The Route 91 Harvest shooting touched the entire community, but that wasn’t the case with the Orbit Inn, said former longtime Las Vegas broadcaster Bob Stoldal. Still, he recalls a startling image from the scene.

Working for a radio station then, Stoldal arrived at the motel several hours after the explosion and, he said, saw a mattress hanging over a phone or power line.

‘Sounded like an A-bomb’

The blast happened around 1:30 a.m. on Jan. 7, 1967, a Saturday. In Sunday’s paper, the Review-Journal reported that an AWOL Army soldier, R.J. Paris of Hollywood, California, had apparently triggered a homemade bomb.

Las Vegas police initially believed he set off the explosion by firing a pistol into a bundle of dynamite sticks in a second-floor room at the motel.

(Other headlines in the RJ that day: “Interstate 15 Nears Completion” and “Man Now Woman In Sex Change.”)

The explosion cracked windows in buildings several blocks away and sent a human head into an alley behind the motel, the RJ reported. Fifty-two people were registered at the motel; six people, including Paris and his wife, Christine, were killed.

The Las Vegas Sun reported that all of the victims were decapitated and that first-responders found a woman’s mud-spattered hand with wedding and engagement rings still on a finger. At the neighboring El Cortez, a worker said it felt like the casino moved three inches.

Jim Mahan, an ex-Marine hospitalized by the blast, said in the Sun that the explosion “sounded like an A-bomb and smelled like sulphur and rotten eggs.”

He had been watching a Marine combat movie on TV when the explosion collapsed the ceiling of his unit. At first, he thought he had dozed off and the blast was part of the show, the Sun reported.

Mahan carried his wife through a window to escape.

Borders, the journalist, already was hospitalized when the explosion happened – she was in for perhaps an appendectomy, she recalled. One of the victims from Orbit Inn was wheeled into her room.

A doctor, covered in blood, came in to tell the woman that they had to amputate her husband’s leg.

50 sticks of TNT

Wire services dispatched stories of the explosion, which was front-page news around the country, including in Honolulu; St. Louis; Sheboygan, Wisconsin; Tampa, Florida; and Burlington, North Carolina.

Then-District Attorney George Franklin said in the Las Vegas Sun that the blast “definitely has to be a suicide or homicide,” adding: “If we find anyone registered with the wrong wife or husband, we’ll have our first clue.”

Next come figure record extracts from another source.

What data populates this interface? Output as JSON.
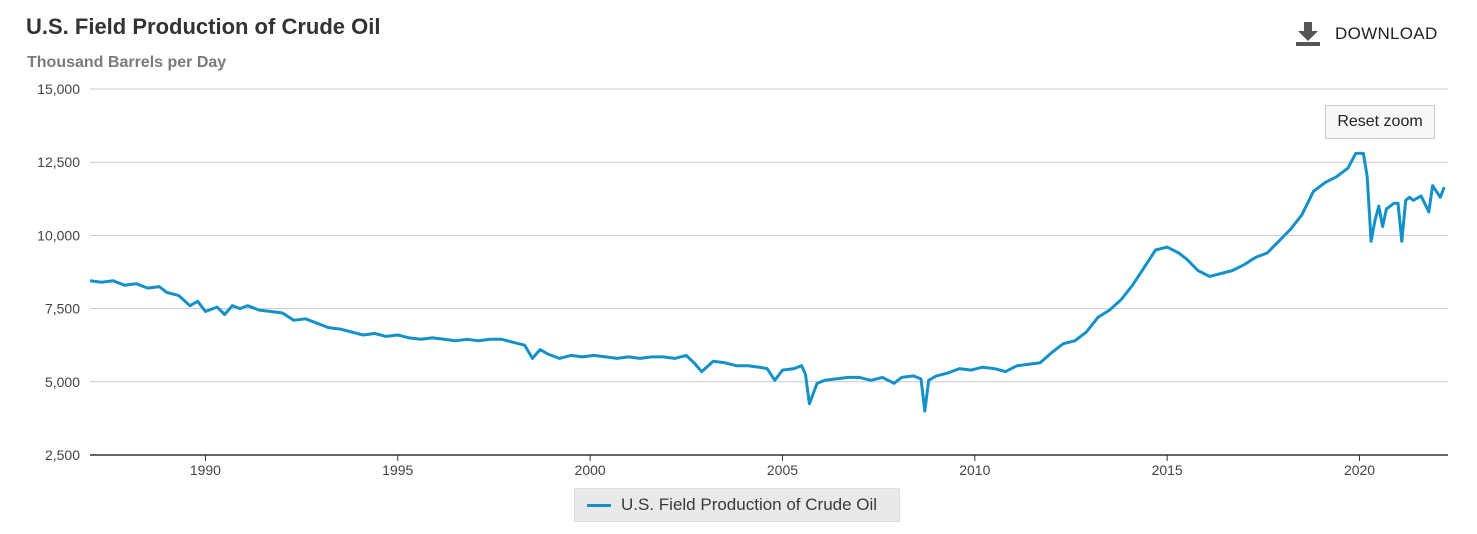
{
  "header": {
    "title": "U.S. Field Production of Crude Oil",
    "subtitle": "Thousand Barrels per Day",
    "download_label": "DOWNLOAD",
    "download_icon": "download-icon"
  },
  "controls": {
    "reset_zoom_label": "Reset zoom"
  },
  "legend": {
    "label": "U.S. Field Production of Crude Oil"
  },
  "colors": {
    "series": "#1391c8",
    "grid": "#c8c8c8",
    "axis": "#333333"
  },
  "chart_data": {
    "type": "line",
    "title": "U.S. Field Production of Crude Oil",
    "subtitle": "Thousand Barrels per Day",
    "ylim": [
      2500,
      15000
    ],
    "xlim": [
      1987.0,
      2022.3
    ],
    "yticks": [
      2500,
      5000,
      7500,
      10000,
      12500,
      15000
    ],
    "ytick_labels": [
      "2,500",
      "5,000",
      "7,500",
      "10,000",
      "12,500",
      "15,000"
    ],
    "xticks": [
      1990,
      1995,
      2000,
      2005,
      2010,
      2015,
      2020
    ],
    "xtick_labels": [
      "1990",
      "1995",
      "2000",
      "2005",
      "2010",
      "2015",
      "2020"
    ],
    "grid": true,
    "legend_position": "bottom-center",
    "series": [
      {
        "name": "U.S. Field Production of Crude Oil",
        "x": [
          1987.0,
          1987.3,
          1987.6,
          1987.9,
          1988.2,
          1988.5,
          1988.8,
          1989.0,
          1989.3,
          1989.6,
          1989.8,
          1990.0,
          1990.3,
          1990.5,
          1990.7,
          1990.9,
          1991.1,
          1991.4,
          1991.7,
          1992.0,
          1992.3,
          1992.6,
          1992.9,
          1993.2,
          1993.5,
          1993.8,
          1994.1,
          1994.4,
          1994.7,
          1995.0,
          1995.3,
          1995.6,
          1995.9,
          1996.2,
          1996.5,
          1996.8,
          1997.1,
          1997.4,
          1997.7,
          1998.0,
          1998.3,
          1998.5,
          1998.7,
          1998.9,
          1999.2,
          1999.5,
          1999.8,
          2000.1,
          2000.4,
          2000.7,
          2001.0,
          2001.3,
          2001.6,
          2001.9,
          2002.2,
          2002.5,
          2002.7,
          2002.9,
          2003.2,
          2003.5,
          2003.8,
          2004.1,
          2004.4,
          2004.6,
          2004.8,
          2005.0,
          2005.3,
          2005.5,
          2005.6,
          2005.7,
          2005.9,
          2006.1,
          2006.4,
          2006.7,
          2007.0,
          2007.3,
          2007.6,
          2007.9,
          2008.1,
          2008.4,
          2008.6,
          2008.7,
          2008.8,
          2009.0,
          2009.3,
          2009.6,
          2009.9,
          2010.2,
          2010.5,
          2010.8,
          2011.1,
          2011.4,
          2011.7,
          2012.0,
          2012.3,
          2012.6,
          2012.9,
          2013.2,
          2013.5,
          2013.8,
          2014.1,
          2014.4,
          2014.7,
          2015.0,
          2015.3,
          2015.5,
          2015.8,
          2016.1,
          2016.4,
          2016.7,
          2017.0,
          2017.3,
          2017.6,
          2017.9,
          2018.2,
          2018.5,
          2018.8,
          2019.1,
          2019.4,
          2019.7,
          2019.9,
          2020.1,
          2020.2,
          2020.3,
          2020.4,
          2020.5,
          2020.6,
          2020.7,
          2020.8,
          2020.9,
          2021.0,
          2021.1,
          2021.2,
          2021.3,
          2021.4,
          2021.6,
          2021.8,
          2021.9,
          2022.0,
          2022.1,
          2022.2
        ],
        "y": [
          8450,
          8400,
          8450,
          8300,
          8350,
          8200,
          8250,
          8050,
          7950,
          7600,
          7750,
          7400,
          7550,
          7300,
          7600,
          7500,
          7600,
          7450,
          7400,
          7350,
          7100,
          7150,
          7000,
          6850,
          6800,
          6700,
          6600,
          6650,
          6550,
          6600,
          6500,
          6450,
          6500,
          6450,
          6400,
          6450,
          6400,
          6450,
          6450,
          6350,
          6250,
          5800,
          6100,
          5950,
          5800,
          5900,
          5850,
          5900,
          5850,
          5800,
          5850,
          5800,
          5850,
          5850,
          5800,
          5900,
          5650,
          5350,
          5700,
          5650,
          5550,
          5550,
          5500,
          5450,
          5050,
          5400,
          5450,
          5550,
          5250,
          4250,
          4950,
          5050,
          5100,
          5150,
          5150,
          5050,
          5150,
          4950,
          5150,
          5200,
          5100,
          4000,
          5050,
          5200,
          5300,
          5450,
          5400,
          5500,
          5450,
          5350,
          5550,
          5600,
          5650,
          6000,
          6300,
          6400,
          6700,
          7200,
          7450,
          7800,
          8300,
          8900,
          9500,
          9600,
          9400,
          9200,
          8800,
          8600,
          8700,
          8800,
          9000,
          9250,
          9400,
          9800,
          10200,
          10700,
          11500,
          11800,
          12000,
          12300,
          12800,
          12800,
          12000,
          9800,
          10500,
          11000,
          10300,
          10900,
          11000,
          11100,
          11100,
          9800,
          11200,
          11300,
          11200,
          11350,
          10800,
          11700,
          11500,
          11300,
          11650
        ]
      }
    ]
  }
}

Paris had bought 50 sticks of dynamite in Phoenix, and none of them failed to explode, the RJ reported. The paper also noted that local and FBI investigators wouldn’t say whether the explosion was a suicide, a homicide or an accident.

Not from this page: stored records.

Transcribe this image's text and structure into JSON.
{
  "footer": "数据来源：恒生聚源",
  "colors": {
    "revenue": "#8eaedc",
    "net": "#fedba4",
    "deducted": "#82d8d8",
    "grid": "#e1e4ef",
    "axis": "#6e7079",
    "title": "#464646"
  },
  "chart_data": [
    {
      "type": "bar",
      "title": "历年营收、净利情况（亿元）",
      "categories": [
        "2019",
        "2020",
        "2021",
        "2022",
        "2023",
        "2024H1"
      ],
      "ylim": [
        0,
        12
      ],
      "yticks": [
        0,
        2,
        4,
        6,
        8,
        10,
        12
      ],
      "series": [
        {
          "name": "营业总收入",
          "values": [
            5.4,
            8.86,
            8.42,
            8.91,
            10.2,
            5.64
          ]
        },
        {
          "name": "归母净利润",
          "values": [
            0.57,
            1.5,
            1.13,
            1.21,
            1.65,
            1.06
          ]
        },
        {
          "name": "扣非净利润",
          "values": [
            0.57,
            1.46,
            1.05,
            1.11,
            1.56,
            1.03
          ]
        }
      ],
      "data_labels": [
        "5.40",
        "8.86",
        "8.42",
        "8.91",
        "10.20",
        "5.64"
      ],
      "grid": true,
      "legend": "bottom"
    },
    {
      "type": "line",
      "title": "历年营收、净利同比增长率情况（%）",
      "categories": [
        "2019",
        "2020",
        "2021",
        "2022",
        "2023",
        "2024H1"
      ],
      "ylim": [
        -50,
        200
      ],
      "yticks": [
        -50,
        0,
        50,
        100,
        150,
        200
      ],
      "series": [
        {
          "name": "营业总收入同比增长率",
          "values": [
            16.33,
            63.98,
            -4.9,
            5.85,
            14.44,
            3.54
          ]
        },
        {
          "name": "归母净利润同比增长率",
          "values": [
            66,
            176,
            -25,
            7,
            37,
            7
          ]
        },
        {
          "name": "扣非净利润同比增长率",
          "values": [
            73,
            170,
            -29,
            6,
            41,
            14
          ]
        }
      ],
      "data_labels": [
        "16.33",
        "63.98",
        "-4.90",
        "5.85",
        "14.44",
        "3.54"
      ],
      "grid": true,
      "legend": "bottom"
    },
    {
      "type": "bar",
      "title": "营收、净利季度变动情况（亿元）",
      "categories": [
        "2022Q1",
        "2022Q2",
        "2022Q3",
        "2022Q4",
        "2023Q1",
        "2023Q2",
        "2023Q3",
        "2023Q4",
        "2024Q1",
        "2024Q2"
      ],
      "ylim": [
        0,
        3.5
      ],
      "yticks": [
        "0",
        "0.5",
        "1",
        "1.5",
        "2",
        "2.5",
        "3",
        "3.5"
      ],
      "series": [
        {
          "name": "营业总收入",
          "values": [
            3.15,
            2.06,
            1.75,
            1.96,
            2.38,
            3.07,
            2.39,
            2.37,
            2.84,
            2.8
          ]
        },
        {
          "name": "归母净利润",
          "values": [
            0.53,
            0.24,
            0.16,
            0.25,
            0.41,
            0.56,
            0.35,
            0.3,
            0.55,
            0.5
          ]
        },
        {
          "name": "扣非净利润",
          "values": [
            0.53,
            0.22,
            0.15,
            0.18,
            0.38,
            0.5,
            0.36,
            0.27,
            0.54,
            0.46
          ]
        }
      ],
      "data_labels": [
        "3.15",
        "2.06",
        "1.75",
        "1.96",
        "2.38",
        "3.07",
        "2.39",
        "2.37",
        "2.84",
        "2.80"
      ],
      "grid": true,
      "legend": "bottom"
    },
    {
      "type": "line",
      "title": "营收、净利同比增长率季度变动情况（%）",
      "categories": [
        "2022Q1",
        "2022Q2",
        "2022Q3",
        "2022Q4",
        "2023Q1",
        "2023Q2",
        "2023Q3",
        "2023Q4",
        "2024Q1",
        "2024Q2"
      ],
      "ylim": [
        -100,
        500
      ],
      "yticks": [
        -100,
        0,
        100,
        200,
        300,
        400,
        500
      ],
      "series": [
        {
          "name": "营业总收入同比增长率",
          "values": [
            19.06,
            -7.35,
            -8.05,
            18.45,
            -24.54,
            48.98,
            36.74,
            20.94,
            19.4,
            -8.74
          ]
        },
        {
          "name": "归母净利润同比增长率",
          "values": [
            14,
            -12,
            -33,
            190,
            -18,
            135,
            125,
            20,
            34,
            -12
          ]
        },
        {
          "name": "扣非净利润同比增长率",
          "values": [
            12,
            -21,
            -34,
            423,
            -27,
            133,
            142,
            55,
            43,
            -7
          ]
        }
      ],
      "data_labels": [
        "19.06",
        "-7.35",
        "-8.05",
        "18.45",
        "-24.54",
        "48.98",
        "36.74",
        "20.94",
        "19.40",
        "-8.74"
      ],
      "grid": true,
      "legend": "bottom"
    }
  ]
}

Soon enough, authorities were squabbling. Las Vegas police Lt. Paul Gulas, chief of detectives, criticized the D.A. for calling the blast a suicide attempt.

“I don’t know where he gets his theories, but it’s certainly not from the Las Vegas Police Department,” Gulas said.

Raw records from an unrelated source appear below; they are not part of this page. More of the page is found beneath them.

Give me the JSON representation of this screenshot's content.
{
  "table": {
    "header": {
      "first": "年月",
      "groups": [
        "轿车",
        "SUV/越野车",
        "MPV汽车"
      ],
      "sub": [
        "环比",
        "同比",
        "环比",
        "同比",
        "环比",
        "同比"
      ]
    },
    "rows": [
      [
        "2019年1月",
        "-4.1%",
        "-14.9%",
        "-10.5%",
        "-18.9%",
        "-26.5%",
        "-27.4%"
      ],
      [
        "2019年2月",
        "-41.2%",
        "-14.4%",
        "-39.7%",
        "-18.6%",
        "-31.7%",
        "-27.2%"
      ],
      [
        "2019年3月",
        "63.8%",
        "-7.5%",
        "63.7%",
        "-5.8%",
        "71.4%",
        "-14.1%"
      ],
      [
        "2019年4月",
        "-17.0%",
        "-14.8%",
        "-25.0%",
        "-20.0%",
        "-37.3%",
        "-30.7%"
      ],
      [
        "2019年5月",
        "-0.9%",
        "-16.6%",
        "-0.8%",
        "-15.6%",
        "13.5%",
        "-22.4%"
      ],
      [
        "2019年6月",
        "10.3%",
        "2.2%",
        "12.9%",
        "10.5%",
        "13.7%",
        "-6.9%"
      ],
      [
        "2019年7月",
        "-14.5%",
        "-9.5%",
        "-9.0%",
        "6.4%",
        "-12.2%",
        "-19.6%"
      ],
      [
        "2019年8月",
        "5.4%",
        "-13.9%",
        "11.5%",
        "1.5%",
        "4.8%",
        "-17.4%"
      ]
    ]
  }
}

The D.A. floated the theory to “thwart possible national publicity” that the Orbit Inn was a mafia hangout or “shack joint” of a prominent union leader, the RJ reported.

Franklin said he voiced the theory “even if I had to apologize later.”

Today, nearly a month after the Route 91 shooting, the massacre still is receiving coverage from the RJ and other news groups. But continuous front-page coverage of the Orbit Inn lasted just a few days.

By that Tuesday, headlines about the Saturday morning blast were gone from the Sun’s front page. By that Wednesday, they had disappeared from the RJ’s as well.